Lockhart was thinking similarly. “It would be a pain in the ass if this dome was accessed by teleporter. Or via a subsurface passage,” he said on the officer channel.
“Yes, it would be a pain in the ass,” Conway agreed.
“I’ll shut up now.”
The conversation didn’t distract Conway for long. In fact, it hardly distracted him at all. However, when he turned his head left, he caught sight of a long, flat-topped, metallic object, protruding about a foot above the undergrowth. The automated chain gun was down in a small hollow and partially concealed by low-hanging branches, allowing Conway to come within twenty meters before spotting it.

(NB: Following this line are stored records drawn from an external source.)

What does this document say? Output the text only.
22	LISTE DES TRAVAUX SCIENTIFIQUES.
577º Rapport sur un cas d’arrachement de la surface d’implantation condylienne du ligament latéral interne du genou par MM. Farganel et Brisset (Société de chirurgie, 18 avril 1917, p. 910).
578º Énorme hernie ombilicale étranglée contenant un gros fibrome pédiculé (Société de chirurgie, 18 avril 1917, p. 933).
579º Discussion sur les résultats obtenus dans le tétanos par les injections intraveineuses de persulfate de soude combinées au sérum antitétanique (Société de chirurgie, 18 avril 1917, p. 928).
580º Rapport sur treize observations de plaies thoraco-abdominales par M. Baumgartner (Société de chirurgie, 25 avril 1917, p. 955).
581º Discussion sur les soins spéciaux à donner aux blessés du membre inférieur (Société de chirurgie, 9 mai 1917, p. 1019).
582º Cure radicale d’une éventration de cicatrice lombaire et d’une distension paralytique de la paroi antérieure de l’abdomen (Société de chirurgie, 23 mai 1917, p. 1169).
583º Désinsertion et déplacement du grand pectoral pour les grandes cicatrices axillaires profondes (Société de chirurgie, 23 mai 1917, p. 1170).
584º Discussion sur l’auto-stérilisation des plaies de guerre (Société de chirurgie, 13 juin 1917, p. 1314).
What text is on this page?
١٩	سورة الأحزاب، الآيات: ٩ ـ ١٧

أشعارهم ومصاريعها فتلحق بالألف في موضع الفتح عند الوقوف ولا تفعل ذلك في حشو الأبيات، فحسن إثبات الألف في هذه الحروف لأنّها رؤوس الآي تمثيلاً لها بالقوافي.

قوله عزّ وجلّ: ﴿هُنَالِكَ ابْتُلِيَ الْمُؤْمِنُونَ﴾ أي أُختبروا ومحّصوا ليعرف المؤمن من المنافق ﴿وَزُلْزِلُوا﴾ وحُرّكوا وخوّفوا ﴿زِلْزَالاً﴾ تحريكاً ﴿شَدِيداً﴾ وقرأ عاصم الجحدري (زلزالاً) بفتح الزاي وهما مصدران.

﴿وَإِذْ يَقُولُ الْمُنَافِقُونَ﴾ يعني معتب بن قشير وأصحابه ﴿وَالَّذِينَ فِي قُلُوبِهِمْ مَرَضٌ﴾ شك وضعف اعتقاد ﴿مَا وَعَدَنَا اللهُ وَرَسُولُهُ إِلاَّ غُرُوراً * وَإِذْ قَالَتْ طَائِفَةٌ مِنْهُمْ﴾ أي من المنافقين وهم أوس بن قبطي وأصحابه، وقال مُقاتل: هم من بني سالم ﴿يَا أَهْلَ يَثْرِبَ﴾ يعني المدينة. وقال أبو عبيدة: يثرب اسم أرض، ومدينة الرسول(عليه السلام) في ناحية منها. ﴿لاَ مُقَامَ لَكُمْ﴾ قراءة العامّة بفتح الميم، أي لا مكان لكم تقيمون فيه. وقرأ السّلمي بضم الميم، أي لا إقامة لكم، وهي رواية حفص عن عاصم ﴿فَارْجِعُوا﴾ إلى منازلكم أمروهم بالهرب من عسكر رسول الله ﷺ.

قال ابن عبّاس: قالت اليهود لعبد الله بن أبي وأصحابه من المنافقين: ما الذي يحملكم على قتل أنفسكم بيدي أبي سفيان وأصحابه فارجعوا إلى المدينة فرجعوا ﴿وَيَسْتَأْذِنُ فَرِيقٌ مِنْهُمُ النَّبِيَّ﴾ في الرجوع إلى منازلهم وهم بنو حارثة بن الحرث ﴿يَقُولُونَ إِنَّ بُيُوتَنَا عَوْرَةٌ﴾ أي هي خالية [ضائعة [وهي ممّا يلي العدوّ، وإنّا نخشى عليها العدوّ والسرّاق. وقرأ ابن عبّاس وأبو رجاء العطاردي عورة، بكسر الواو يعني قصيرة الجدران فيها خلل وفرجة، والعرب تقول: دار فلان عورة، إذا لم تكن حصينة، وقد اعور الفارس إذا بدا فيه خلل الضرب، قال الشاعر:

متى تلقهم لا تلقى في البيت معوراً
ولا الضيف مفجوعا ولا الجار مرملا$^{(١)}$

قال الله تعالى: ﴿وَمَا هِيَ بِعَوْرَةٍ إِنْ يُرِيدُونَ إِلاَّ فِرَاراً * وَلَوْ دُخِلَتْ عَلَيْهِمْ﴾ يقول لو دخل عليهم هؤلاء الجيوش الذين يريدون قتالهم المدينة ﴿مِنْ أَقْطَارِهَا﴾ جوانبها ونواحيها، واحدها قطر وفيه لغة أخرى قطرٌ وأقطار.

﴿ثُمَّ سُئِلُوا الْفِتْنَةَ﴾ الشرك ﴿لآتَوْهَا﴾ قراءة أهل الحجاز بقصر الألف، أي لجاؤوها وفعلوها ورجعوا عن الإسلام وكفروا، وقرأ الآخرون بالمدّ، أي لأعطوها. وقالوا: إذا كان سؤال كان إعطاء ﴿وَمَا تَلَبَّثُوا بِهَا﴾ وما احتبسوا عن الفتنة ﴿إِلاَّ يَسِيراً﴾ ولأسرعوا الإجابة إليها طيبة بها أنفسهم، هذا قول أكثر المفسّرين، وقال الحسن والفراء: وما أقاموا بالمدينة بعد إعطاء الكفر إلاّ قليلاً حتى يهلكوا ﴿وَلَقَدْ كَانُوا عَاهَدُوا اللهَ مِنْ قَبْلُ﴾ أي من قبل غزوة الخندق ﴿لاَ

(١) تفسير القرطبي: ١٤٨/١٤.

He stopped dead and ducked below the level of the undergrowth at the same time as he gave an urgent order on the comms. Rustling noises nearby informed him that his squad had dropped low. Conway listened hard for the sound of motors. He heard a quiet whining sound coming from the direction of the gun and that was all.
“Think it detected us?” asked Warner.
Conway knew the answer to that one. “You’re alive, aren’t you?”
“I think so.”
“In that case, it didn’t see us.”
With a sigh of infinite relief that he hadn’t been chewed into a bloody paste by a Ragger chain gun, Conway crept carefully away from the turret, giving it a wide berth, which took him right up to the dome. The squad followed in a line, watching and listening anxiously for the sound of a gun motor spinning up.
“The stealth works,” said Corporal Brice, like she’d never doubted it for a second.
The Unity League’s take on the Ragger’s own tech had fooled the detection sensor on the chain gun, which was a good result. An excellent result. Even so, the presence of the defensive emplacement put Conway even more on edge.
Uttering a quiet stream of invective that would have shocked his wife and made his daughter cry had they been in the vicinity to hear it, Conway led on.
Chapter Fourteen
Fleet Admiral Stone despised the Raggers, a fact he freely admitted. He didn’t go about his daily duties telling everyone who’d listen, but he assumed most people in the ULAF recognized his feelings on the subject.